A novel method is discussed for determining series of elementary steps in the reduction process of oxygen on an oxide.[1,2] The method is based on exposure of the oxide, first to ¹⁶O₂, and then to ¹⁸O₂ while monitoring the rate at which ¹⁶O¹⁸O molecules are generated and evaporate into the gas stream, under short time conditions. The parameters to be changed are oxygen partial pressure, P(O₂) (being the same for both isotopes) and acceptor doping level [A] of the oxide. ¹⁸O₂ can be applied in the form of a pulse or a step function. The rate of ¹⁶O¹⁸O generation is shown to depend on P(O₂)^m1 [A] ^m2. Another parameter that can be determined is J₀, the rate of the forward reaction in the slow step of the series which depends on P(O₂)^m3 [A] ^m4. The indices {m₁,m₂, m₃, m₄} are, in most cases, typical for a particular series of elementary steps. The series to be identified consist of fast steps ending with a relative slow one. This method is then different from the one based on the time dependence of the concentrations of ¹⁶O₂, ¹⁶O¹⁸O and ¹⁸O₂ in the gas phase.[3,4] The method is quite sensitive and even changing the source for electrons from the valence band to the conduction band changes the value of the exponents {m1,…,m4}.

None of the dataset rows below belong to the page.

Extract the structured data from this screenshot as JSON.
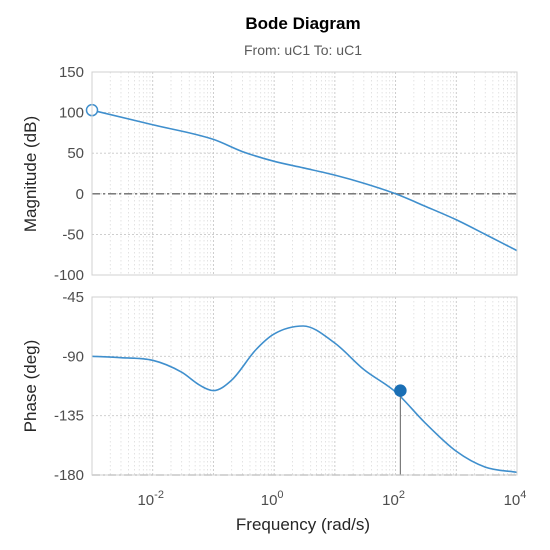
{
  "chart_data": {
    "type": "line",
    "title": "Bode Diagram",
    "subtitle": "From: uC1  To: uC1",
    "xlabel": "Frequency  (rad/s)",
    "x_scale": "log",
    "xlim": [
      0.001,
      10000
    ],
    "x_ticks": [
      {
        "value": 0.01,
        "base": "10",
        "exp": "-2"
      },
      {
        "value": 1,
        "base": "10",
        "exp": "0"
      },
      {
        "value": 100,
        "base": "10",
        "exp": "2"
      },
      {
        "value": 10000,
        "base": "10",
        "exp": "4"
      }
    ],
    "grid": true,
    "line_color": "#3f8fcd",
    "reference_line_color": "#6b6b6b",
    "panels": [
      {
        "ylabel": "Magnitude (dB)",
        "ylim": [
          -100,
          150
        ],
        "y_ticks": [
          "150",
          "100",
          "50",
          "0",
          "-50",
          "-100"
        ],
        "y_tick_values": [
          150,
          100,
          50,
          0,
          -50,
          -100
        ],
        "reference_line_y": 0,
        "x": [
          0.001,
          0.01,
          0.1,
          0.3,
          1,
          3,
          10,
          30,
          100,
          300,
          1000,
          3000,
          10000
        ],
        "y": [
          103,
          85,
          67,
          52,
          40,
          32,
          23,
          13,
          0,
          -15,
          -32,
          -50,
          -70
        ],
        "marker": {
          "x": 0.001,
          "y": 103,
          "style": "open"
        }
      },
      {
        "ylabel": "Phase (deg)",
        "ylim": [
          -180,
          -45
        ],
        "y_ticks": [
          "-45",
          "-90",
          "-135",
          "-180"
        ],
        "y_tick_values": [
          -45,
          -90,
          -135,
          -180
        ],
        "reference_line_y": -180,
        "x": [
          0.001,
          0.003,
          0.01,
          0.03,
          0.06,
          0.1,
          0.2,
          0.5,
          1,
          3,
          10,
          30,
          100,
          300,
          1000,
          3000,
          10000
        ],
        "y": [
          -90,
          -91,
          -93,
          -102,
          -112,
          -116,
          -108,
          -85,
          -73,
          -67,
          -80,
          -100,
          -117,
          -140,
          -162,
          -174,
          -178
        ],
        "marker": {
          "x": 120,
          "y": -116,
          "style": "filled",
          "drop_line": true
        }
      }
    ]
  }
}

The analysis assumes that the dependence of the concentrations of point defects (oxygen vacancies and electrons) in the outer most layer of the oxide on P(O₂) and [A], is known. The method was applied so far under the conditions that the P(O₂) and [A] dependence is the same as in the deep, neutral bulk. This is shown to be indeed the case under many prevailing conditions.[5] Other P(O₂) and [A] dependence of the concentrations of point defects in the outer most layer of the oxide bulk are also presented.[5] Thus it is possible to determine series of elementary steps on all type of oxides which are undoped or acceptor doped.
The method is not limited to oxygen isotope exchange and can readily be extended to other isotopes e.g. ³⁵Cl₂ and ³⁷Cl₂ exchange. Exchange of H₂ and D₂ requires special attention due to the mass effect on the chemistry of hydrogen and we show how to cope with it.[2]

1. I. Riess, Solid State Ionics, 280 (2015) 51.
2. I. Riess, Solid State Ionics, 302 (2017) 7.
3. K. Klier et al. J. Catal. 2 (1963) 479.
4. G.K. Boreskov, Adv. Catal. 15, (1964) 285.
5. I. Riess, Solid State Ionics, 329 (2019) 95.